STATEMENT OF DECISION AND REASONS
APPLICATION FOR REVIEW
This is an application for review of a decision made by a delegate of the Minister for Home Affairs on 7 May 2021 to refuse to grant the applicant a Partner (Temporary) (Class UK) visa under s 65 of the Migration Act 1958 (Cth) (the Act).
The applicant applied for the visa on 12 April 2019. The delegate refused to grant the visa on the basis that the applicant did not satisfy the requirements of cl 820.226 of Schedule 2 to the Migration Regulations 1994 (Cth) (the Regulations) which requires an applicant to meet, among other things, Public Interest Criteria (PIC) 4020. The delegate was not satisfied the applicant met PIC 4020.
The applicant appeared by MS-Teams video before the Tribunal on 10 May 2022 to give evidence and present arguments.

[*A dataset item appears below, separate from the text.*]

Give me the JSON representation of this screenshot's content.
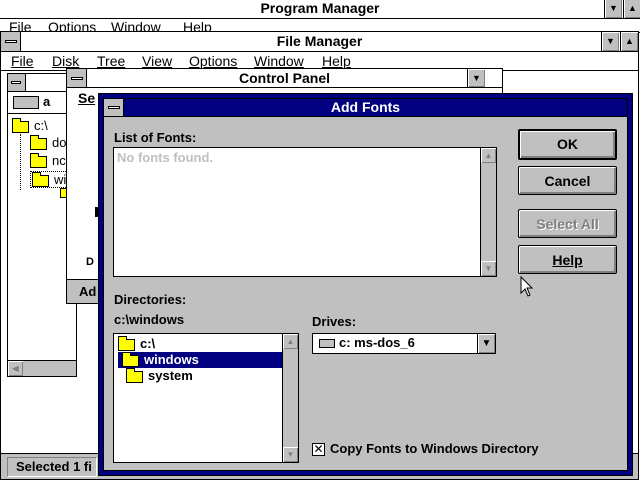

The Tribunal also received oral evidence from the applicant’s husband, [Mr A], who is the sponsor. The Tribunal hearing was conducted with the assistance of an interpreter in the Tagalog and English languages. At her request, the applicant only sought assistance from the interpreter when she felt it was necessary. Her English was very good and the applicant sought assistance only a couple of times. The applicant’s representative attended the Tribunal hearing.
For the following reasons, the Tribunal has concluded that the matter should be remitted for reconsideration.
CONSIDERATION OF CLAIMS AND EVIDENCE
The issue in this review is whether the visa applicant meets Public Interest Criterion 4020 (PIC 4020) as required by cl 820.226 for the grant of the visa. Relevant to this case, this requires that:
·there is no evidence that the applicant has given, or caused to be given, to the Minister, an officer, the Tribunal, a relevant assessing authority, or Medical officer of the Commonwealth, information that is false or misleading in a material particular in relation to the application for the visa or a visa that the applicant held in the 12 months before the application was made: PIC 4020(1); and
·the applicant and each member of the family unit has not been refused a visa because of a failure to satisfy PIC 4020(1) during the period starting 3 years before the application was made and ending when the visa is granted or refused, unless the applicant was under 18 at the time the application for the refused visa was made: PIC 4020(2) and (2AA); and
·the applicant satisfies the Minister as to her identity: PIC 4020(2A); and
·neither the applicant nor any family unit member has been refused a visa because of a failure to satisfy PIC 4020(2A) during the period starting 10 years before the application was made and ending when the visa is granted or refused, unless the applicant was under 18 at the time the application for the refused visa was made: PIC 4020(2B) and (2BA).
The requirements in PIC 4020(1) and (2) can be waived if there are certain compelling or compassionate reasons justifying the granting of the visa: PIC 4020(4). However, this waiver does not apply to the identity requirements in PIC 4020(2A) and (2B). PIC 4020 is extracted in the attachment to this decision.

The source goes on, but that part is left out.